There will be a delay between the broadcast’s start and the floats reaching the cameras, which are located at The Times-Picayune office at 840 St. Charles Avenue. You can also watch on Facebook, YouTube and Twitter.
This year’s Parade Cam sponsors are NewOrleans.com and the National World War II Museum.
What to expect
More than 1,100 male riders on 44 floats will parade under the theme “Celebrations and libations Zulu Style.”
The Zulu coconut remains one of the most coveted throws of the Mardi Gras season. Members hand decorated the coconuts before tossing them to people on the parade route.
There will be 440 Rex riders on 29 floats, and they will parade under the theme “The Two Worlds of Lafcadio Hearn – New Orleans and Japan.” Themed floats include La Cuisine Creole and The Festive.
Each float has its own beads and sports towels.
What’s the meaning behind the Rex theme?
Lafcadio Hearn (1850-1904), the inspiration for this year’s Rex parade, was a writer and foodie extraordinaire whose life spanned three continents. He was born in Greece and lived in Europe before moving to the United States, where he spent slightly more than a decade in New Orleans. In 1890, after three years in the West Indies, Hearn moved to Japan, which became his home for the rest of his life.

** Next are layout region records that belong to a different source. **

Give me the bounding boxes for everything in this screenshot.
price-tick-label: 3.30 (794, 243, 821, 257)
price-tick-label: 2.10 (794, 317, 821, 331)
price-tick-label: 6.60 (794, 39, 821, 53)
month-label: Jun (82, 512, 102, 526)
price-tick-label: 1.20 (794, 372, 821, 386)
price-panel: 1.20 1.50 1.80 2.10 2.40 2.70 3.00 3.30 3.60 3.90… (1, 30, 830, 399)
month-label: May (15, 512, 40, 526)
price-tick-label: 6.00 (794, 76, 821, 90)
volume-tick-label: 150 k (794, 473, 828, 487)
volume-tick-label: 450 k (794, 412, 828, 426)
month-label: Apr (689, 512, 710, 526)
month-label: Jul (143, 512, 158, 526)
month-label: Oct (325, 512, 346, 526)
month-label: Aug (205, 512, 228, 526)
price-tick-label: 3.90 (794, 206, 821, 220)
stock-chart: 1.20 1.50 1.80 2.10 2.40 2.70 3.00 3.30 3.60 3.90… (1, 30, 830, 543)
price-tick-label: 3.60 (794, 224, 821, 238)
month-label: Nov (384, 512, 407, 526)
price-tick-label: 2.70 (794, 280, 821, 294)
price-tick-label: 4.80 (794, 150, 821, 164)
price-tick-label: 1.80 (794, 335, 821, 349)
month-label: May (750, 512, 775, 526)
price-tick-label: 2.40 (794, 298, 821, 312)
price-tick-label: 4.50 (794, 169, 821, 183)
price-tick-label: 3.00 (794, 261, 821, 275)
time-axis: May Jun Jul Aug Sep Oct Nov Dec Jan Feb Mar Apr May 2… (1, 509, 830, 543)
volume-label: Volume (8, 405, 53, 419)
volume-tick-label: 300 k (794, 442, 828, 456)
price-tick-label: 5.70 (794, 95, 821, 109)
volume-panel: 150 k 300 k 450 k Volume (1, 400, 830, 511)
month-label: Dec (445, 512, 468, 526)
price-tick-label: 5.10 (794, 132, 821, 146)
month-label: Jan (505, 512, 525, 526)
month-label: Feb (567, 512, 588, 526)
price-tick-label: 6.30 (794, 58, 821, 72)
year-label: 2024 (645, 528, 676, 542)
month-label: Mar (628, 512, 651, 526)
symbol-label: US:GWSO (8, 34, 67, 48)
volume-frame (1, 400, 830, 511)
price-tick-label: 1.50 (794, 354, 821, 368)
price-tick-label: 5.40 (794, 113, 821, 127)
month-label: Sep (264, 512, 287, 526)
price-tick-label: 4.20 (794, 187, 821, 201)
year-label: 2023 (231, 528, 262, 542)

In the 120 years since his death, Hearn has become an obscure literary figure. But at the end of the 19th century, he was just as celebrated as such writers as Mark Twain, Edgar Allan Poe and Robert Louis Stevenson, wrote Andrei Codrescu, the writer and longtime New Orleans-based NPR correspondent, in a Paris Review article in 2019.
Check out the full routes on the maps below.
The Zulu Social Aid and Pleasure Club formed in 1909. Zulu’s founders chose their costumes to mock the demeaning portrayals of Black people in early 20th century culture and the pretensions of the all-White parading organizations of the time.
Each year, members don black makeup, wear grass skirts and hand out coconuts following in the example of their brave founders.